作品No.239【2024/11/25 テーマ:太陽の下で】
男は、その女を木に縛りつけた。女は、荒い呼吸を繰り返しながら男を睨む。
「まだそんな表情ができるとは、感心ですね」
男はにっこりと笑いながら言った。
「ですが、もう諦めた方がよろしいかと。いくらあなたでも、この状態では勝ち目がないはずです」
「卑怯者が……!」
女は、美しい顔をさらに怒りに歪ませる。しかし、怒りの矛先にいるはずの男の表情は変わらない。
「こうでもしないと、私のようなただの人間は勝てませんから」
男はそう言って、後ろを振り返る。少しずつ明るくなっていく空が広がっていた。女の表情が、一瞬にして焦りへと変わる。
「くっ……」
逃げ出すためだろう、必死に身を捩る。男は、そんな女の肩に、持っていた短剣を突き刺した。
「う、あぁぁぁっ‼︎」
「逃しませんよ」
陽が、だんだんと高くなる。そして、その光が女の肌をさした瞬間、
「がっ! あ、あぁぁぁっ! いや、やだ! やあぁぁぁ‼︎」
と、女は悲鳴を上げた。陽光が当たったそこから、女の身体は火傷のように赤くなり、そして、発火した。その火はやがて女自身を焼き尽くした。女の身体は跡形もなく、灰となって風に流されていく。男はただ、それをぼんやり眺めていた。
「言っておきますが、あなたが望んだことですから、悪く思わないでくださいね」
自分の言葉を拾う者がいないとわかっていて、男は言う。
「『太陽の下であなたと過ごしたい』——そう言っていたのは、他ならぬあなたなのですから」
男は言って背を向ける。男の頭の中では、ただの人間のふりをしていた女の笑顔と、その女の断末魔が、繰り返し繰り返し流れ続けていた。
作品No.238【2024/11/24 テーマ:セーター】
※半角丸括弧内はルビです。
セーターが送られてきた。見るからに手作りとわかる、少し縫い目が荒く不揃いのセーターだ。受取人は俺の名前で、差出人はありふれた名字だけが書かれていた。
「どーしたの、三登(みと)」
ボーッと箱の中身を見つめている俺に、食器洗いをしている真っ最中の鳴理(なり)が声をかけてくる。俺は、なんとなく鳴理に見られたくなかったのだが、隠すのも違う気がして、
「いや……知らない人からセーターが届いたんだよ」
と、正直に答えた。鳴理は、軽く手の水気を振って払うと、キッチンペーパーでさらに手を拭きながら、俺の隣にやってきた。
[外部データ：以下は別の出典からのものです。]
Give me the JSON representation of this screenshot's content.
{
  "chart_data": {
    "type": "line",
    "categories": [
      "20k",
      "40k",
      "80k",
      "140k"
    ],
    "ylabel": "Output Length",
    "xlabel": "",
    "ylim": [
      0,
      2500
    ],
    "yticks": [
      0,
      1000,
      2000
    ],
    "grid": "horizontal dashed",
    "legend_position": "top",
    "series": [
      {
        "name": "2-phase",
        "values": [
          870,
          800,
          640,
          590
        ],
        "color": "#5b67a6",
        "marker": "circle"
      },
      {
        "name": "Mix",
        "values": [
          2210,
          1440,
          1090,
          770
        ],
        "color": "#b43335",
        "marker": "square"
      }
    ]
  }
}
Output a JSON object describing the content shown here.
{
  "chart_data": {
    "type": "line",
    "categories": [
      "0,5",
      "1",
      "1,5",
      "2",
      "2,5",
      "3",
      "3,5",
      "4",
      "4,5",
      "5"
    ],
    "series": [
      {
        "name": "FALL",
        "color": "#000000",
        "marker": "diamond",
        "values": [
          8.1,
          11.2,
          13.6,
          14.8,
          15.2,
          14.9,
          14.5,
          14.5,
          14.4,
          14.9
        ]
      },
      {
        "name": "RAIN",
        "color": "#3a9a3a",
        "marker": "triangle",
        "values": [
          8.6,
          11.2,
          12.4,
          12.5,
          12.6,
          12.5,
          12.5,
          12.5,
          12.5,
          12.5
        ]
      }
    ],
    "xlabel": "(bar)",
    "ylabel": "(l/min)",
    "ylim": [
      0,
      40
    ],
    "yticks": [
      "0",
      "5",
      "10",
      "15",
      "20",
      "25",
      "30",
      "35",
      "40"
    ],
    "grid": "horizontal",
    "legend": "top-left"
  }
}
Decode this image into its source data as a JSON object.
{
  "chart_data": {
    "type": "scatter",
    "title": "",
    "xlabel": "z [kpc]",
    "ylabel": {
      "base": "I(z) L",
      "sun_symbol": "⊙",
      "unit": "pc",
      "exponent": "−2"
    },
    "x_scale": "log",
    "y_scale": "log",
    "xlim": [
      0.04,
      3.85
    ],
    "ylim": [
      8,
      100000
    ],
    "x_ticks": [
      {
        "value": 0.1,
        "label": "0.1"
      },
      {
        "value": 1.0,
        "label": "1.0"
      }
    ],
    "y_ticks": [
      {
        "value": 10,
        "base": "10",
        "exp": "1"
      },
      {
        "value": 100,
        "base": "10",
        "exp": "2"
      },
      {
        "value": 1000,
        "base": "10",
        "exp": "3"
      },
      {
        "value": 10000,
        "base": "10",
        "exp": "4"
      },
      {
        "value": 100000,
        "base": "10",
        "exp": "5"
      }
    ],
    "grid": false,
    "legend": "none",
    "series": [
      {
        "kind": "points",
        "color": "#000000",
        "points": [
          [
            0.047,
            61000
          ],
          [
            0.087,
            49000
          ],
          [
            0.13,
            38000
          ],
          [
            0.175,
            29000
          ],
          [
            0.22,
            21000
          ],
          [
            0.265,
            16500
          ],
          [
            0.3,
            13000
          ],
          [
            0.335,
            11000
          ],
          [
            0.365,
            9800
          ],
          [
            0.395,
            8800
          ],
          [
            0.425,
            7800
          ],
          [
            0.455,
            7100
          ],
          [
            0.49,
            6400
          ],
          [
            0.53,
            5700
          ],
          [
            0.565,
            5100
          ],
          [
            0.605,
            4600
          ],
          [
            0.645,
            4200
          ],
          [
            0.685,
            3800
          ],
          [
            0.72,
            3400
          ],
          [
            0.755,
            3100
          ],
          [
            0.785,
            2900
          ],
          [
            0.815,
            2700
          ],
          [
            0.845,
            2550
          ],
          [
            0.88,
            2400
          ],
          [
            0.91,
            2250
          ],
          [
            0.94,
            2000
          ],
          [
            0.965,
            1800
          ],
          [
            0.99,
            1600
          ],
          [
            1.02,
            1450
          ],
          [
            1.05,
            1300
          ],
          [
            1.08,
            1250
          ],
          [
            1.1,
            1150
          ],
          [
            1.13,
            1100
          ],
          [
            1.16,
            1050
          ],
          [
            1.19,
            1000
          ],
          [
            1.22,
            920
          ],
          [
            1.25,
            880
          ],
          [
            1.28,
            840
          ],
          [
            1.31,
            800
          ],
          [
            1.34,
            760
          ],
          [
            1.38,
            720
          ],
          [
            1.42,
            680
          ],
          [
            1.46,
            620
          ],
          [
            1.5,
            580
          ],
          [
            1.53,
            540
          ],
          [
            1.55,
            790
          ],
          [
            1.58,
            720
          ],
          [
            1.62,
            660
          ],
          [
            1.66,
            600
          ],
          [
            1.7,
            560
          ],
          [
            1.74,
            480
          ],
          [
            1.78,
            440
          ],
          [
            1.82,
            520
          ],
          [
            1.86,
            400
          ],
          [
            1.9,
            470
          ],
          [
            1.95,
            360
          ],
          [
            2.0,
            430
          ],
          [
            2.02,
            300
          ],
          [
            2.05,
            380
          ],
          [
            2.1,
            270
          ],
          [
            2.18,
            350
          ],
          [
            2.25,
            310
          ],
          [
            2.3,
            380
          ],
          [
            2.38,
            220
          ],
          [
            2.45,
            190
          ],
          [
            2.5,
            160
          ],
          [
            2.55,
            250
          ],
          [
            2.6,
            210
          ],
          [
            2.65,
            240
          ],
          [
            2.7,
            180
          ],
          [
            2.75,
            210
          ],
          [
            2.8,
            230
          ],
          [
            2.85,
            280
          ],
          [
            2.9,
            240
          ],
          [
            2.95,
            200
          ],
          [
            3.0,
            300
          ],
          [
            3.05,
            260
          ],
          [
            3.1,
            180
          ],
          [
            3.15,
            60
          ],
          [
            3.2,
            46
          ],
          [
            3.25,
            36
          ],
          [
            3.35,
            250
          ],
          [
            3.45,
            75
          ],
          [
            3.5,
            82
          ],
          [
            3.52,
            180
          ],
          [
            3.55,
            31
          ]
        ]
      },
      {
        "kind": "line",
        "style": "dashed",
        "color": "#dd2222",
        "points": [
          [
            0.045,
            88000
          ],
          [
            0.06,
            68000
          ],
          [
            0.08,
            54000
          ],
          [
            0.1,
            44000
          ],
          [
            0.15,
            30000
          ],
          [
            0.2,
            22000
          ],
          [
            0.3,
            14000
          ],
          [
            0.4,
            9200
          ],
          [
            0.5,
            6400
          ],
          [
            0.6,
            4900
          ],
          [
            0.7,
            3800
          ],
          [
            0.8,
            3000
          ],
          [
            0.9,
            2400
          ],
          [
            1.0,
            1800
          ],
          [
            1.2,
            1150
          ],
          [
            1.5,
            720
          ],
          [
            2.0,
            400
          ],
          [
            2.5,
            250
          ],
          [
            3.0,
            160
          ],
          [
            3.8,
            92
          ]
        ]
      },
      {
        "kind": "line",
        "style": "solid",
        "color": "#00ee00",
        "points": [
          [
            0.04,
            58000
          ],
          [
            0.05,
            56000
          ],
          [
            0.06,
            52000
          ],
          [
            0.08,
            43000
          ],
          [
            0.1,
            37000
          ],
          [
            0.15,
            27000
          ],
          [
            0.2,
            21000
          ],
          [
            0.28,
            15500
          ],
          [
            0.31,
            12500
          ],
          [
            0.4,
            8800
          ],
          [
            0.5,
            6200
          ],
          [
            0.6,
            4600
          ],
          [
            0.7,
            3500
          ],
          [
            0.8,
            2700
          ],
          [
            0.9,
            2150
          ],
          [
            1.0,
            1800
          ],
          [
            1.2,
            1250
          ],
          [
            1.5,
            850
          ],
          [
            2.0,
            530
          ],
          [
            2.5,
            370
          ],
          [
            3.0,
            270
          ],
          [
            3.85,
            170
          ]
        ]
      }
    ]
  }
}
「【鈴木(すずき)】さん——って、名字だけしか書いてないの? これはまたどこにでもいる名字だね。ほんとに知り合いにいないの?」
「名字だけじゃ、知り合いいすぎてわからないよ。友達とか、職場関係とか、親戚とかね。俺の母さんだって、旧姓は〝鈴木〟だったし」
そう言って肩をすくめると、鳴理は、
「それは困ったね」
と、顎に手を当てて考え込んだ。
「手書きだったらまだ特定の余地ありそうだけど、印刷された伝票じゃ無理だしね」
鳴理は、俺が箱から剥がした伝票を見てそう言った。
「ねぇ、三登」
鳴理は、唐突に声を低くして俺を呼んだ。そして、セーターを指さすと、
「これ、ちょっと触ってもいい?」
と、訊いてきた。疑問に思いながらも、俺は頷いた。
「まさかとは思うけどさ」
鳴理の手がセーターを拡げる。そして、拡げたそれを俺の背に当てがった。
「……うわ」
短くそう呟いた鳴理が、セーターを箱に戻す。いや、それは戻すというよりも、無理矢理箱に突っ込んだといった方が正確だろう。鳴理は、セーターをぐしゃぐしゃに丸めて箱に乱雑に入れたのだ。
「どうしたんだよ、鳴理」
「三登」
鳴理は、セーターから視線を逸らさない。そのまま、口だけを動かした。
「ほんとに、これの送り主に心当たりないの?」
「ないよ。どうしてそんなこと訊くの?」
「だって」
鳴理が、俺の方を見る。その目は、怯え揺らいでいるように見えた。
「このセーター、多分手編みだと思うんだけど」
鳴理は、躊躇したのか一度言葉を止める。そして、しばらく沈黙した後、意を決したように口を開いた。